Di tanggal 9 Agustus, hari keenam dari interogasi, tim CIA memberitahukan Langley bahwa mereka memiliki "penilaian awal secara kolektif" bahwa ada kemungkinan sangat kecil bahwa Abu Zubaydah memiliki informasi tentang ancaman terorisme terhadap AS.

Sehari setelahnya, mereka kembali mengirimkan pesan yang sama: bahwa "hampir tidak mungkin" Zubaydah memiliki informasi yang mereka cari. Mitchell mengaku namanya tercantum dalam dokumen.

Aparat di markas besar CTC yang dipimpin oleh Jose Rodriguez memaksa prosedur dilanjutkan. Dalam selnya yang kotor, penuh dengan tai, muntahan, urin, dan rambut, Zubaydah sudah sangat terbiasa dengan siksaan. Begitu interrogator menyentikan jari dua kali, Zubaydah otomatis berebah di atas papan air.

"Penyiksaan terus menggunakan metode yang sama, dan tidak hanya menggunakan air, tapi juga urine. Saya juga terus muntah-muntah membuat kepala pusing dan perut tersiksa," tulis Zubaydah dalam jurnal penjaranya. "Luka lama di perut dan dada saya…rasanya terbuka kembali setiap saya muntah atau tenggelam."

Sebuah kaset rekaman interogasi yang diambil pada 11 Agustus dilabeli dengan peringatan "bersiaplah untuk menyaksikan sesuatu yang belum pernah dilihat sebelumnya."

Tim interogasi memerintahkan seseorang dari kantor pusat "melihat korban dengan mata kepala sendiri" mengingat perlakuan yang dianggap "mendekati batas hukum." Setelah meninjau ulang kaset video sesi penyiksaan Zubaydah yang "lumayan grafik" lewat sebuah conference call, tim pusat setuju untuk mengirimkan perwakilan.

Zubaydah ingat hari dimana dia kedatangan tamu dari Langley. "Kain diangkat dan saya melihat dua orang: seorang lelaki dan perempuan dalam pakaian normal," tulisnya di jurnal. "Baru beberapa menit kemudian saya sadar bahwa saya telanjang total di depan seorang perempuan. Untuk alasan agama dan moral, saya menutup kemaluan saya dengan tangan."

Sang lelaki melempar Zubaydah menghantam tembok. "Kalau kamu marah-marah lagi, kita akan mulai dari nol lagi, ngerti?"

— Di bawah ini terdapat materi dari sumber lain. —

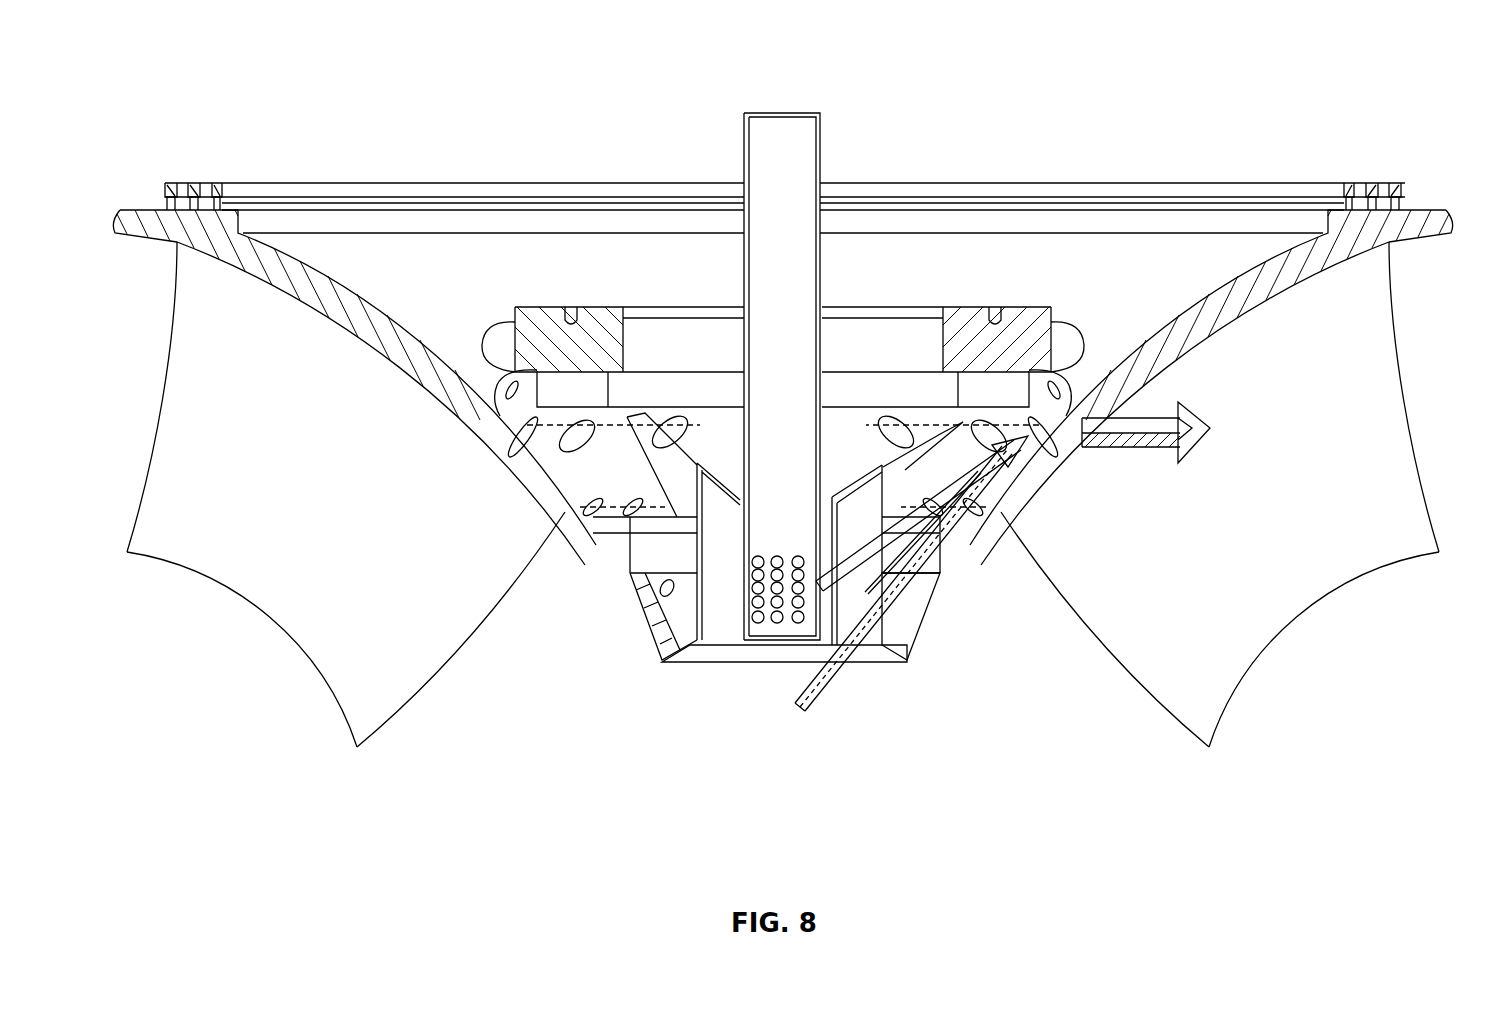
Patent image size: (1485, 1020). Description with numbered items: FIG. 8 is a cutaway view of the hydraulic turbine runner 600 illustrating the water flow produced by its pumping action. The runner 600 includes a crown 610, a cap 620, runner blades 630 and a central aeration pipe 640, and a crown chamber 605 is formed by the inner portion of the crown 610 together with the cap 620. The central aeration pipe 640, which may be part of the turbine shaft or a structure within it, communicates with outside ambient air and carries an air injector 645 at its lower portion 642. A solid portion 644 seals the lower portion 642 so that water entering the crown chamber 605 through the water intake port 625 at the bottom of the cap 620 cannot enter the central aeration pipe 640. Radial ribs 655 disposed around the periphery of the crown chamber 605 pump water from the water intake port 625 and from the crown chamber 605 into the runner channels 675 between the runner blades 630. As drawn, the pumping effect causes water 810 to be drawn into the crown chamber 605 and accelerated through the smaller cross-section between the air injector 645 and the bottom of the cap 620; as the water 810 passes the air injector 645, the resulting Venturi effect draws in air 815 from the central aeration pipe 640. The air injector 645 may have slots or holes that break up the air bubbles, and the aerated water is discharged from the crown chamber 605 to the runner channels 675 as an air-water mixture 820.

The hydraulic turbine runner 600 is at (221, 56).
The crown chamber 605 is at (605, 474).
The crown 610 is at (549, 232).
The cap 620 is at (906, 661).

Di titik ini, sang perempuan mulai membaca pertanyaan dari kertas yang dia pegang. Zubaydah sadar bahwa tangan si perempuan gemetaran.

Setelah kedua orang tersebut kembali ke AS, interogasi terus berlanjut. Salah seorang interogator yang dinilai 'sedikit lebih baik' dibanding yang lain dinamakan Zubaydah "Tuan baik."

Di bulan itu, markas CIA menerima laporan bahwa interogasi Zubaydah dianggap sukses. Memo ini mencatat "metode interogasi agresif seperti ini bisa dijadikan standar untuk interogasi tawanan bernilai tinggi di masa depan."